Royalty fees can take many different forms and be configured in multiple different ways, so it’s vital for any prospective franchisee to carefully examine the section of the agreement that outlines on-going payments and compare them with comparable franchises. They are often calculated as a percentage of gross revenue, but some companies choose to mandate an additional mark-up on each product sold that gets set aside for the franchisor. Additionally, they can be set at a fixed percentage, or the percentage may fluctuate to account for seasonal periods, market fluctuations, or other phenomena.
Franchisees benefit significantly from the regional, national, or even global advertising apparatus of the parent company, so it’s not a surprise that they’re asked to offset some of the associated costs. Advertising fees are most often assessed as a percentage of sales, similar to royalty payments, but they can also be charged as a specified amount. It’s important for franchisees to remember that for most companies these fees go directly to the national or regional advertising costs, and franchisees are expected to cover any local advertising needs on their own.

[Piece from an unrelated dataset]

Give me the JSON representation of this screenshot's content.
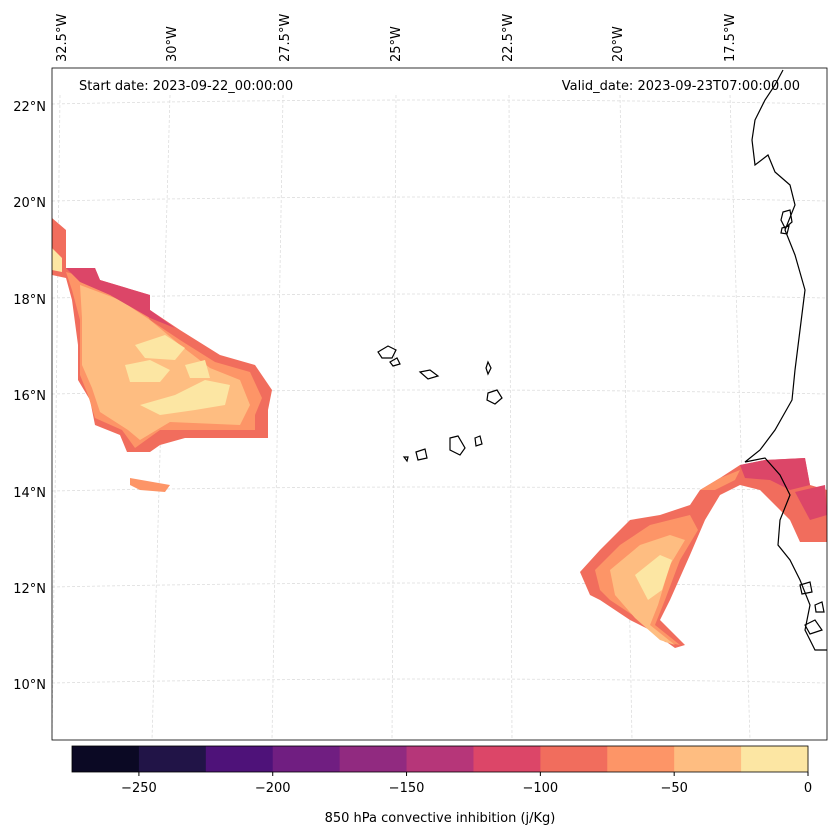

The fees listed so far are the most common charges a franchisee can expect to encounter, but they are not the only ones. If the franchise agreement is a contract set for a specific period of time, the franchisor may assess a renewal fee should the franchisee opt to continue. In the event that a franchisee wishes to sell their business to someone, the franchisor may choose to levy a transfer fee as a part of the agreement. Additionally, franchisors may have stipulations to assess additional fees for situations such as new technology implementation, or retraining initiatives.